In the interests of full disclosure, I'm a little biased. First Plymouth in Lincoln is part of the UCC, and it's also my mother's church, so I've been exposed to it more than most. Nevertheless, I have to admire their stances on certain important social issues.

1 comment:

Anonymous said...

I don't think the church as intolerant as it is misguided. Well, to put it another way, the misguidance comes in the form of intolerance.

The church doesn't tolerate "sin." This is all well and good, except that it gets too focused on this concept and basically has missed the entire boat and the entire message that the New Testament brings. It's like they focused on this itty bitty little bit, took everything completely literally, and even focus on laws in a section where many of those laws have been thrown out.

It's ridiculous the level that its taken, because even if homosexuality is a sin, it matters not, because all sin, and no one is perfect. They'll try to argue that it's a lifestyle - but so many of us are chronic liars, theifs, or just general bastards and we can be in the church just fine.

What's even worse to me is how the church grabs onto these holy people and everyone surrounds themselves with "good christians" and then ministers to the "unsaved." I hate it when I hear "People need Jesus." It's this giant act of getting someone to say they believe something in order to make you and that other person feel better about what might happen to them when they die. It's always about getting them saved and rarely about befriending people and truly caring about them.

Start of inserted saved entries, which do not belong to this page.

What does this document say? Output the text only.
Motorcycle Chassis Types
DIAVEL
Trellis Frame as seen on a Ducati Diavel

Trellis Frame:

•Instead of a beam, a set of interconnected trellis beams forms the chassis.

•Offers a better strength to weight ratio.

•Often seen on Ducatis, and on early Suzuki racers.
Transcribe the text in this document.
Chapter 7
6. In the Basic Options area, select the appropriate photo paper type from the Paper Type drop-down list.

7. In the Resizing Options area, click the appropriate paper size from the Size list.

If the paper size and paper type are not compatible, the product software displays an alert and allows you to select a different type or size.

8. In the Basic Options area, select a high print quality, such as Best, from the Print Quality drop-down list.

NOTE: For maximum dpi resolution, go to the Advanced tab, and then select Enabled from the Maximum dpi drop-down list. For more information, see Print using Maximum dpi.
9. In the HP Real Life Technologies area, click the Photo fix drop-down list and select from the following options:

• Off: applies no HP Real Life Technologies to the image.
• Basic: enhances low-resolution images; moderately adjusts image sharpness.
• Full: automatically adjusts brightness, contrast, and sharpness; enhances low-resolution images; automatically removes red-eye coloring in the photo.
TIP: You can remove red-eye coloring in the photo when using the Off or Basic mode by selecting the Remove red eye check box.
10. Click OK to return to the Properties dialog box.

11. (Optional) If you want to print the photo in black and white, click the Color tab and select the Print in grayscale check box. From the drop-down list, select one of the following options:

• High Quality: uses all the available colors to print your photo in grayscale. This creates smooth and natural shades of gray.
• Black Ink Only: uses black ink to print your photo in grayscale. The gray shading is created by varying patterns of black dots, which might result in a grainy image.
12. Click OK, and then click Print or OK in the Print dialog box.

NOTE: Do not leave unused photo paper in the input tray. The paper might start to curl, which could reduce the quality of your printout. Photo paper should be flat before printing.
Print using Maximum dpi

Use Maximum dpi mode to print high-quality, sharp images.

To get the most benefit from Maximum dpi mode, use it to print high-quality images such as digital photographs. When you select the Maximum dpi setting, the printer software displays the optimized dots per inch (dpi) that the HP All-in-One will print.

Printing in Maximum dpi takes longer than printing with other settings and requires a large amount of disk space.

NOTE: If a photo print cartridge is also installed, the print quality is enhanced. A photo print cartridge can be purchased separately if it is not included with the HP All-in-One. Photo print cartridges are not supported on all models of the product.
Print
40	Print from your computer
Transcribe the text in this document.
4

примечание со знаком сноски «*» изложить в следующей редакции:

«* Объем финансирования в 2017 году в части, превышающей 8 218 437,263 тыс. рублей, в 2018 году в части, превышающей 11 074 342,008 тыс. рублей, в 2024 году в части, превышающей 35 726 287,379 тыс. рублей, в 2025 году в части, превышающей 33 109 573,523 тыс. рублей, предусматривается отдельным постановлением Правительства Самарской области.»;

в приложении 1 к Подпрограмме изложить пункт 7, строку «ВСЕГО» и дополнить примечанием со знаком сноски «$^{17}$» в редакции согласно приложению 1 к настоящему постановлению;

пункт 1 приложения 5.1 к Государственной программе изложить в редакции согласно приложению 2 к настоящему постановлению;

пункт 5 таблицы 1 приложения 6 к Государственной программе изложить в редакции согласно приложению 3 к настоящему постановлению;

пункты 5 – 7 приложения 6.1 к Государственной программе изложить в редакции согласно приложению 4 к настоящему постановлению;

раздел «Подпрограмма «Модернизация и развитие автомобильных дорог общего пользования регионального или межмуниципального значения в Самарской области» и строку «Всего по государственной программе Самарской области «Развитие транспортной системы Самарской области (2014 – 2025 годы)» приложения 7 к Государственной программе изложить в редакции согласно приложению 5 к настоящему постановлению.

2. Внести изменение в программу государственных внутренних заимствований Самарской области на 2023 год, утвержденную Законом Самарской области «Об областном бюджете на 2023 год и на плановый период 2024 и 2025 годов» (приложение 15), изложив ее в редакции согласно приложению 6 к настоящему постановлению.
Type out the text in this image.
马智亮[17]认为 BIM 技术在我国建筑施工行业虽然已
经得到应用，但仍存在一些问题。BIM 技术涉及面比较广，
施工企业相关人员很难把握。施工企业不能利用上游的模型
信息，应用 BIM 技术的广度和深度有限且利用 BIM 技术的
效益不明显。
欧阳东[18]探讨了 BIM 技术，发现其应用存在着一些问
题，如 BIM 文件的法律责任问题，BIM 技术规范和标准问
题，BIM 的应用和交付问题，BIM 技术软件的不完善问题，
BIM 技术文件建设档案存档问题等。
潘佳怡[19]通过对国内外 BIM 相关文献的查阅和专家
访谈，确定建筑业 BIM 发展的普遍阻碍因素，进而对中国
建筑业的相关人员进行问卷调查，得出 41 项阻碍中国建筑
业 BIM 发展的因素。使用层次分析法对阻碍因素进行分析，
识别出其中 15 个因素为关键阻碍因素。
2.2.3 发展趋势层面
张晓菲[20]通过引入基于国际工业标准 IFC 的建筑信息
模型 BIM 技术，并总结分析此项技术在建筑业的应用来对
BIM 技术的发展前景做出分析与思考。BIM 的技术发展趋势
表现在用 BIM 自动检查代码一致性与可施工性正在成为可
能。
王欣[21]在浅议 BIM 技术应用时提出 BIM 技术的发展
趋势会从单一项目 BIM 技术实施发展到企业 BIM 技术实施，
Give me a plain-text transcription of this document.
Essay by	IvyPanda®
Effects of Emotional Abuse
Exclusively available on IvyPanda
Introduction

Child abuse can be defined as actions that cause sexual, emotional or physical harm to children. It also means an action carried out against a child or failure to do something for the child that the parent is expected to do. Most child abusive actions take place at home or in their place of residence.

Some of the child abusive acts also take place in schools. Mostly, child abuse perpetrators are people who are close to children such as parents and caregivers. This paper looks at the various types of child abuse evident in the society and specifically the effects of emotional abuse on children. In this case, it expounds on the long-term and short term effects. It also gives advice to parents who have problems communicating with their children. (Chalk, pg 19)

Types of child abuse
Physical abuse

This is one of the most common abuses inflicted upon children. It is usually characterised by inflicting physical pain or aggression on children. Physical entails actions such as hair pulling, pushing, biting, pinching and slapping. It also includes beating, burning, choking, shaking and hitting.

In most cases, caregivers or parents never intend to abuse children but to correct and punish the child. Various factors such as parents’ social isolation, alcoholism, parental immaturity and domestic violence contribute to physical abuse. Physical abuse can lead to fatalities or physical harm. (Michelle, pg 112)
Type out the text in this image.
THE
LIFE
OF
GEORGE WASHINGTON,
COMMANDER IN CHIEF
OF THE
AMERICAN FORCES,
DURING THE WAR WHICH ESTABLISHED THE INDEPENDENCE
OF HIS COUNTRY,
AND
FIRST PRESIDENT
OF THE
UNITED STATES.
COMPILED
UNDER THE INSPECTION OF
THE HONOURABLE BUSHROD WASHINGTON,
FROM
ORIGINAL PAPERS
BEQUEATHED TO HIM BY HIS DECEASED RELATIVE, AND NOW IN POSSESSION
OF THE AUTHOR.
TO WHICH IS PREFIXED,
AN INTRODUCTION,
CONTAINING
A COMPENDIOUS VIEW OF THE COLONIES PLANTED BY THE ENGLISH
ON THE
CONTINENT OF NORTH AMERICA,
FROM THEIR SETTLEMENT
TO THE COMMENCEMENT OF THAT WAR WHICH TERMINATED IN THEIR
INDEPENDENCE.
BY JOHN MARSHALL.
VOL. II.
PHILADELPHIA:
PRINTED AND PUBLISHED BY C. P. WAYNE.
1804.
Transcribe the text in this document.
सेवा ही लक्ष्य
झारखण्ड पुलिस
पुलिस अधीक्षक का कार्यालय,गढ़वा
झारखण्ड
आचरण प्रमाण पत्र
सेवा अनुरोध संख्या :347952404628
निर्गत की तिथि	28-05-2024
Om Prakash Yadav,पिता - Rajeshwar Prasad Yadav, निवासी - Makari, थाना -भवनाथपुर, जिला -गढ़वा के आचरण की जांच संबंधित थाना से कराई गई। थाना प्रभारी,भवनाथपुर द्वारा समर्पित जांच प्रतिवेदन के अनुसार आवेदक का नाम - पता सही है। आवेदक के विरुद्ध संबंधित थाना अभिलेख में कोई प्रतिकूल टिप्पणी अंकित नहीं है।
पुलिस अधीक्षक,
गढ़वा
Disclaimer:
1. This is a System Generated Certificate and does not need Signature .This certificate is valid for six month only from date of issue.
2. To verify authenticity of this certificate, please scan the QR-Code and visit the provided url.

I hate to say it, but so many churches are the deadest places I've ever been to. There is something to be said for the beauty of the traditional service, but I can't imagine doing something like that every week. Most of Jesus's sermons were in groovy places like the top of a hill, chillin' with the disciples and telling stories.

I should probably post this on my own blog, but I'm now done with my rant. I don't know much else about the UCC, but they seem to be doing ok for themselves.